Les jours suivant se passent dans la joie de raconter à mes proches cette histoire, et dans l’attente de recevoir des nouvelles concernant l’organisation du retour à la maison de mon gros bébé.
4 jours plus tard, Florence sauve Super Marie O de l’orphelinat.
Nous convenons de nous retrouver dans le Perche le samedi suivant pour que je puisse récupérer ma brebis égarée.
Tout cela allait devenir vraiment concret.
Ce ne serait plus une histoire.
Ce serait pour de vrai.
Samedi.
Il nous faut 2h30 de route environ, pour arriver au lieu de destination-restitution.
C’est dans une brocante.
Florence est déjà arrivée, bien qu’elle ait eu pas mal de route à faire elle aussi.

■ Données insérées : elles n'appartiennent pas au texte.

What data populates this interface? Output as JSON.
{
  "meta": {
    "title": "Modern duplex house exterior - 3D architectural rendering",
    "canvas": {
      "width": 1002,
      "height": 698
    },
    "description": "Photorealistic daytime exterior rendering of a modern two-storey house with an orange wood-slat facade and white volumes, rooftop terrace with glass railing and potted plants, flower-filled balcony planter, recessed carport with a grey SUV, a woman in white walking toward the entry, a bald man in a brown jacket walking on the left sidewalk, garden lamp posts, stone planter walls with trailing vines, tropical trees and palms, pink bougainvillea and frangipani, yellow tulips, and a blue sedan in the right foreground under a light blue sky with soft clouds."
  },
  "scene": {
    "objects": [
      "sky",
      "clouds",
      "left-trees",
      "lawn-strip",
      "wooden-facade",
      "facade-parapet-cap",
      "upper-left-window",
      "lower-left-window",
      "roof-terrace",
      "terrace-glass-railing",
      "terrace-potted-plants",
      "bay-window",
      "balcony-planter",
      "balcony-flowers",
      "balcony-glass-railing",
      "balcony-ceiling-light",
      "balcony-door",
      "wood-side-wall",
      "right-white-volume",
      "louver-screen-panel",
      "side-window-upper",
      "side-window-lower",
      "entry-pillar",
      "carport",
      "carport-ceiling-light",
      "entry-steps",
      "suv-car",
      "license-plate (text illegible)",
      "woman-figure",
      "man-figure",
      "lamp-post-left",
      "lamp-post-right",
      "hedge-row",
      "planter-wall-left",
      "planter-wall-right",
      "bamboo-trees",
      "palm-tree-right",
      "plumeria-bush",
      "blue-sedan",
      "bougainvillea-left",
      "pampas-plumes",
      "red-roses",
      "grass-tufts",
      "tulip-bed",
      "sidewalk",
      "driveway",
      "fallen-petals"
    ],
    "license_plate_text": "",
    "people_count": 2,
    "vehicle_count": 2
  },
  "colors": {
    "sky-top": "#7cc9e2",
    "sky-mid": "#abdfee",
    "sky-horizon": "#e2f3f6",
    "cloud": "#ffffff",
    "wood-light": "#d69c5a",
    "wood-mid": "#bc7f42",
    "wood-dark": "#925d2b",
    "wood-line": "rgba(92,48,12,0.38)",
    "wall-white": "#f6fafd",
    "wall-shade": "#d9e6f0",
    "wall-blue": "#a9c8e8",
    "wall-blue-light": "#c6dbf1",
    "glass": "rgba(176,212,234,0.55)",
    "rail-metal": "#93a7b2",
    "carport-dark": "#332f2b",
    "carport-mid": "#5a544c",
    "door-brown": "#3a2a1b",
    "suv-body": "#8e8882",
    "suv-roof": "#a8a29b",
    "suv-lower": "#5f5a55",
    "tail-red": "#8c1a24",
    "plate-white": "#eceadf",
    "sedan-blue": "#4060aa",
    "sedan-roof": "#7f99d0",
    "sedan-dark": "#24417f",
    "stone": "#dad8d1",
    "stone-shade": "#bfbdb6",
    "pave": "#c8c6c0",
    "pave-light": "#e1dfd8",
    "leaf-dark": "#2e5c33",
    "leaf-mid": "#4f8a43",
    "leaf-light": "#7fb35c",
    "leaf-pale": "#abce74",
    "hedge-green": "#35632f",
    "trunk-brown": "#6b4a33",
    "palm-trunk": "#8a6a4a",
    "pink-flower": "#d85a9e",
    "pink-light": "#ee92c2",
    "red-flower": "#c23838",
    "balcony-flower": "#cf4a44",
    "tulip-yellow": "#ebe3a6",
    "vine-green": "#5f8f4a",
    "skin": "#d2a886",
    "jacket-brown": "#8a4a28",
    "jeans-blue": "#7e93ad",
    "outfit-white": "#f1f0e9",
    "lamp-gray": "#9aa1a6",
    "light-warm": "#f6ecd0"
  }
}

La brocante est celle de son ami, celui qui a reconnu le brocanteur, justement.
J’oublie de le remercier.
Je suis à côté de moi.
Je me vois circuler dans les meubles et les objets anciens, aux côtés de Florence qui me pose quelques questions sur mon travail. Des mots sortent de ma bouche.
Sujet, verbe, complément.
Nous partons déjeuner ensemble à Nogent-le-Rotrou.
Mais avant nous transférons Super Marie O de son coffre au nôtre.
Elle est bien emballée, mais je la reconnais déjà.
Mon corps a la mémoire de ses formes auprès desquelles j’ai travaillé longuement
Je suis très émue.
C’est incroyable tout ça, vraiment.
Un petit sac en tissus de coton naturel a été noué sur la partie haute de la pièce.
On la croirait enveloppée dans un linceul.
Je garderai pour nous nos échanges à ce déjeuner. Je les chéris comme des trésors.
Florence est certainement un soleil pour ses proches, tant sa lumière éclaire facilement.
Elle a été peut être un peu surprise par ma proposition de Notre-Dame de L’univers, mais très emballée. Puis finalement complètement convaincue.
Alors OUI, « I belong to Universe », j’appartiens à l’univers, Florence aussi, et toi, et puis toi, et toi là bas, et puis tous aussi.
Et puis aussi, OUI, fais toi un bracelet qui rigole, tu vas voir, il va t’arriver des trucs drôles.